Wednesday, August 1, 2012

A Plan for All of Us

Alighiero Boetti: Game Plan at the Museum of Modern Art
            Alighiero Boetti, the Italian conceptual artist whose work is currently showing in a retrospective, Alighiero Boetti: Game Plan, at the Museum of Modern Art at 53rd Street and 5th Avenue (and running through October 1st), once said he considered manual skill to be secondary.  It was Boetti’s belief that the artist’s job is to take things from reality, to illuminate that which already exists.  Said Boetti, “Everything, however small and humble, always has a beginning and stems from reality.”  However little manual skill is necessary in the creation of Boetti’s work, it could be said that he is certainly in excess of skill in areas within and beyond experimental art.

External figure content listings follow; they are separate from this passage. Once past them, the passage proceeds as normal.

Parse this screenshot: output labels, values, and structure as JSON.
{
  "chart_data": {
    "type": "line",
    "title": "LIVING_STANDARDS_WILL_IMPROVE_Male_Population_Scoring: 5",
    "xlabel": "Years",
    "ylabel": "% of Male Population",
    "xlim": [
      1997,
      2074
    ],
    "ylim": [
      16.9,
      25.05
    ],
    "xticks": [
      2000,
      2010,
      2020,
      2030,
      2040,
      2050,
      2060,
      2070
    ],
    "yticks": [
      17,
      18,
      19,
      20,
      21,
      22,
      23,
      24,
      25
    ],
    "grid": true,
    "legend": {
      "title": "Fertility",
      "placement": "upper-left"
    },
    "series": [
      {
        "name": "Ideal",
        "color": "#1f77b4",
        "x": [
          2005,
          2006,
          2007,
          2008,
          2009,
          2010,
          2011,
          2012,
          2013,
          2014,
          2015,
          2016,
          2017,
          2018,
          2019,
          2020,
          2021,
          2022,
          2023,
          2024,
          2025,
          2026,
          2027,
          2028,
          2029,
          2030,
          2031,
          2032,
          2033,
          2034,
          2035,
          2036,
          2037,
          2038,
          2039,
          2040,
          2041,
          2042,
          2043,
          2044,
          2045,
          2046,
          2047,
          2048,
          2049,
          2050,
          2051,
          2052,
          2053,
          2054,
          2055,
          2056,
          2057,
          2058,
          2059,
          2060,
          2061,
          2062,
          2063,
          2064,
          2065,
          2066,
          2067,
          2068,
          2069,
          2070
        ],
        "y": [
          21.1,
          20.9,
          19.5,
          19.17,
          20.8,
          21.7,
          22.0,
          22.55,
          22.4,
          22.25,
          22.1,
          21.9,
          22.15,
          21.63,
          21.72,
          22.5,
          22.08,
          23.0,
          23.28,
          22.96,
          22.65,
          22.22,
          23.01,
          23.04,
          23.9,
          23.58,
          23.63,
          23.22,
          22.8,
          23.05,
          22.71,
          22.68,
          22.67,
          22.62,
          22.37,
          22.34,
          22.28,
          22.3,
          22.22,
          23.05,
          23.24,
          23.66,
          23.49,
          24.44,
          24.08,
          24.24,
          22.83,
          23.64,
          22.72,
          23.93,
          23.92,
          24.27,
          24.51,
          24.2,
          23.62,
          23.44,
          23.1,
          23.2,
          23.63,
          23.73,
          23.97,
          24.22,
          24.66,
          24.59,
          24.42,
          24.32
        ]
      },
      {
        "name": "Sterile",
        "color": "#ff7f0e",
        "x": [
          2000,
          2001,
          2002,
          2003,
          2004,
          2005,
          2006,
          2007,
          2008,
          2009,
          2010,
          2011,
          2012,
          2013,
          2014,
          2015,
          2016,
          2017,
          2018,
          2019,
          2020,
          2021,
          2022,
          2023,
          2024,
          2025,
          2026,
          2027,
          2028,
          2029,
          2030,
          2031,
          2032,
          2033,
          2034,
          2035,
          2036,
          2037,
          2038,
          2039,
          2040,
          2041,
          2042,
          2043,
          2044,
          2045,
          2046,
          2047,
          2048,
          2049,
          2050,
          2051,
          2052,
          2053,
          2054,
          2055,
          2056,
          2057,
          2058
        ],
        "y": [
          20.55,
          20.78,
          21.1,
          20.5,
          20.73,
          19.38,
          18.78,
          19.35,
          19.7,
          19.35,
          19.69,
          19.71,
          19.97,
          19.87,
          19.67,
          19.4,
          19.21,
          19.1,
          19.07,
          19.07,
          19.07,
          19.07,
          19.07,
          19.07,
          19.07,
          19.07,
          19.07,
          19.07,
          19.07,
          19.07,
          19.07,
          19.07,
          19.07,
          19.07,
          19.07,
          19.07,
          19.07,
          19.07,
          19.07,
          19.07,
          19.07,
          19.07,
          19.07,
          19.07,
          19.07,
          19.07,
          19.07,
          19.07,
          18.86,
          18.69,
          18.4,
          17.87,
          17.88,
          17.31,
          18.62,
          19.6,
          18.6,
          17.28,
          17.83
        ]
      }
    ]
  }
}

            Boetti created art based on systems—intensely complex systems of numbers, geometry, coded words, and movable type.  He was interested in what he called “Order and Disorder,” what might at first seem to be the chaos of the human mind metamorphosing through art into something carefully planned and undertaken.  Whether hand-shaped concrete balls in a sunbathing self-portrait or a boxy light that illuminates for 11 seconds once every year (not even the artist knows exactly when), order and disorder, along with systemic pre- and post-planning, give Game Plan much of its mystery and flair.
            Not all of Boetti’s work is about the nature of the human mind.  Most, if not all, could be said to be about the artist himself.  Not many of the works labeled as “portraits” really resemble Boetti, but his soul-searching goes beyond outward appearance.  For one, in an interesting if grisly experiment, he sent two dates to two separate embroideries to be sewn onto two cloths each.  The two dates?  December 16, 2040 and July 11, 2023, the first being the day the artist would turn 100, the second being the date he predicted for his death.  (Boetti actually died in 1994.)  The difference between the two sets of embroidered squares is huge, especially since he gave no instructions other than the dates.  This is a common theme with Boetti, leaving much of his work up to chance to punctuate his belief that the artist’s calling, as he says, is “bringing the world into the world.”
            Another interest of the artist is duality, and the belief that his two personalities, Alighiero and Boetti, represented order and disorder respectively.  (He would often sign his pieces Alighiero e Boetti, or Alighiero and Boetti.)  He fabricated a picture, which he called Gemelli (Twins), of the personalities holding hands with each other (in fact just a clever duplication in which the artist holds hands with himself).  It is interesting to survey the artist’s communications, so to speak, with himself about the nature of his two personalities.  He even went so far as to draw with his right hand as Alighiero and his left as Boetti.
Beyond the introspection of his earlier years, some of Boetti’s greatest work is embroidered, including a series of his most famous creations, the Mappe (Maps), on display in both the museum’s atrium and the exhibit’s continuation on the sixth floor.  For each Mappa (one is seen above), Boetti obtained a traced world map and filled each of the countries with its flag, creating a beautiful image of the world as divided into borders and nationalities.  He made 150 of these Mappe, each one slightly different from the last, always improving, tweaking, and changing small bits of the work from one to the other.  One thing he always did, though, was leave the color of the oceans up to the seamstresses who produced the Mappe.  It is the one piece of this work he left up to chance, but, like much of the things Boetti leaves up to chance, the pink and black and blue oceans are beautiful.  What one comes away with is that Boetti, though he does venture occasionally into the mundane and uninteresting, is just as great an artist whether he controls his final product or not.  It takes a talented man to achieve that distinction.